An authenticated TypeBot user configures a bot block to call an attacker-controlled endpoint on the public internet. The validator accepts the URL because the hostname resolves to a public IP. The attacker server replies with HTTP 302 Location: http://169.254.169.254/latest/meta-data/iam/security-credentials/. The TypeBot server follows the redirect and returns the response body to the workflow.
Root Cause
The root cause is incomplete URL validation across the redirect chain. The application enforces destination policy at request initiation but delegates redirect handling to libraries that do not honor that policy. This is a classic SSRF allowlist bypass pattern documented under [CWE-918].
Attack Vector
Exploitation requires an authenticated TypeBot account with permission to create or edit workflows. The attacker hosts a public HTTP server that returns 302 responses targeting internal resources. They configure a bot block to call this server, then trigger the workflow. The TypeBot server follows the redirect and exfiltrates internal responses, including cloud IAM credentials, into the workflow output.
The vulnerability described in this advisory is an SSRF via open redirect bypass. No verified proof-of-concept code is available in the referenced advisories. Refer to the GitHub Security Advisory GHSA-jxv3-m939-w95c for additional technical context.

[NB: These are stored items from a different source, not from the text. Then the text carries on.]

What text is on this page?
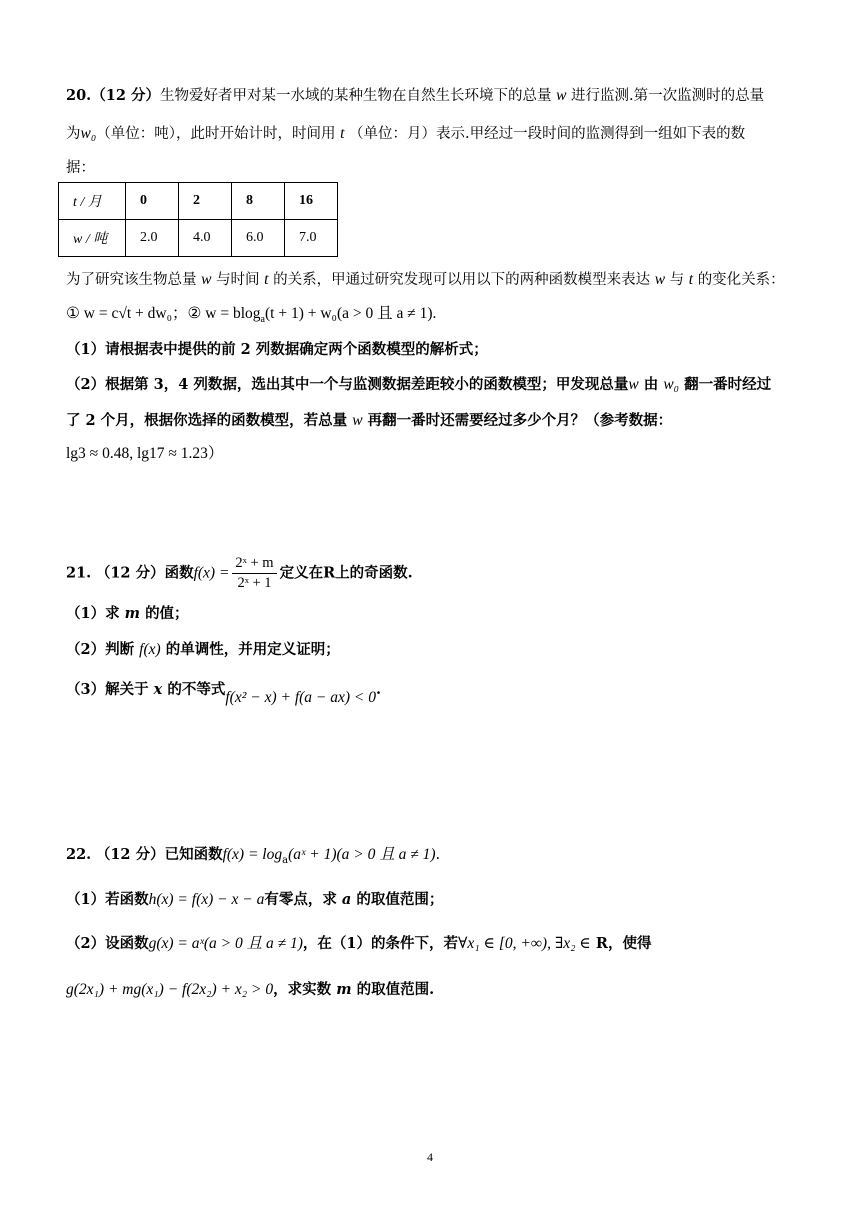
20.（12 分）生物爱好者甲对某一水域的某种生物在自然生长环境下的总量 w 进行监测.第一次监测时的总量
为w₀（单位：吨），此时开始计时，时间用 t （单位：月）表示.甲经过一段时间的监测得到一组如下表的数
据：
t / 月	0	2	8	16
w / 吨	2.0	4.0	6.0	7.0
为了研究该生物总量 w 与时间 t 的关系，甲通过研究发现可以用以下的两种函数模型来表达 w 与 t 的变化关系：
① w = c√t + dw₀；② w = blog$_a$(t + 1) + w₀(a > 0 且 a ≠ 1).
（1）请根据表中提供的前 2 列数据确定两个函数模型的解析式；
（2）根据第 3，4 列数据，选出其中一个与监测数据差距较小的函数模型；甲发现总量w 由 w₀ 翻一番时经过
了 2 个月，根据你选择的函数模型，若总量 w 再翻一番时还需要经过多少个月？（参考数据：
lg3 ≈ 0.48, lg17 ≈ 1.23）
21. （12 分）函数$f(x) = \frac{\text{2ˣ + m}}{\text{2ˣ + 1}}$ 定义在R上的奇函数.
（1）求 m 的值；
（2）判断 f(x) 的单调性，并用定义证明；
（3）解关于 x 的不等式f(x² − x) + f(a − ax) < 0.
22. （12 分）已知函数$f(x) = \log_a(aˣ + 1)(a > 0$ 且 a ≠ 1).
（1）若函数h(x) = f(x) − x − a有零点，求 a 的取值范围；
（2）设函数g(x) = aˣ(a > 0 且 a ≠ 1)，在（1）的条件下，若∀x₁ ∈ [0, +∞), ∃x₂ ∈ R，使得
g(2x₁) + mg(x₁) − f(2x₂) + x₂ > 0，求实数 m 的取值范围.
4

Detection Methods for CVE-2026-39965
Indicators of Compromise
- Outbound HTTP requests from TypeBot server processes to 169.254.169.254 or other link-local addresses
- TypeBot server connections to RFC1918 private subnets that do not match expected backend services
- HTTP 302 responses received by TypeBot from external hosts immediately followed by requests to internal IPs
- Unexpected AWS IAM credential usage from instance roles associated with TypeBot infrastructure
Detection Strategies
- Inspect TypeBot application logs for HTTP Request block executions where the final response URL differs from the user-supplied URL
- Correlate egress firewall logs with TypeBot workflow execution timestamps to identify redirects into internal ranges
- Monitor cloud audit logs (AWS CloudTrail, Azure Activity Log, GCP Audit Logs) for API calls using credentials tied to the TypeBot host role from unexpected source IPs
Monitoring Recommendations
- Enforce egress filtering at the network layer to block TypeBot servers from reaching metadata endpoints and unrelated internal subnets
- Enable Instance Metadata Service v2 (IMDSv2) on AWS to require session tokens for metadata access
- Alert on any process on the TypeBot host initiating connections to 169.254.169.254, 127.0.0.1, or internal management ports
How to Mitigate CVE-2026-39965
Immediate Actions Required
- Upgrade TypeBot to version 3.16.0 or later, which re-validates URLs across the entire redirect chain
- Rotate any cloud IAM credentials associated with the TypeBot host instance role if exposure is suspected
- Audit existing bot workflows for HTTP Request and Code blocks pointing to unfamiliar external endpoints
Patch Information
The maintainers fixed the issue in TypeBot version 3.16.0. The patch ensures that URL validation is applied to redirect targets, not only to the initial request URL. See the GitHub Release v3.16.0 for release notes and upgrade instructions.
Workarounds
- Restrict TypeBot egress traffic through a proxy that blocks RFC1918 ranges and 169.254.169.254
- Require IMDSv2 on AWS EC2 instances hosting TypeBot to prevent unauthenticated metadata retrieval
- Limit authenticated TypeBot user permissions so untrusted users cannot create or modify HTTP Request and Code blocks
# Configuration example: enforce IMDSv2 on the TypeBot EC2 host
aws ec2 modify-instance-metadata-options \
--instance-id i-0123456789abcdef0 \
--http-tokens required \
--http-endpoint enabled \
--http-put-response-hop-limit 1
Disclaimer: This content was generated using AI. While we strive for accuracy, please verify critical information with official sources.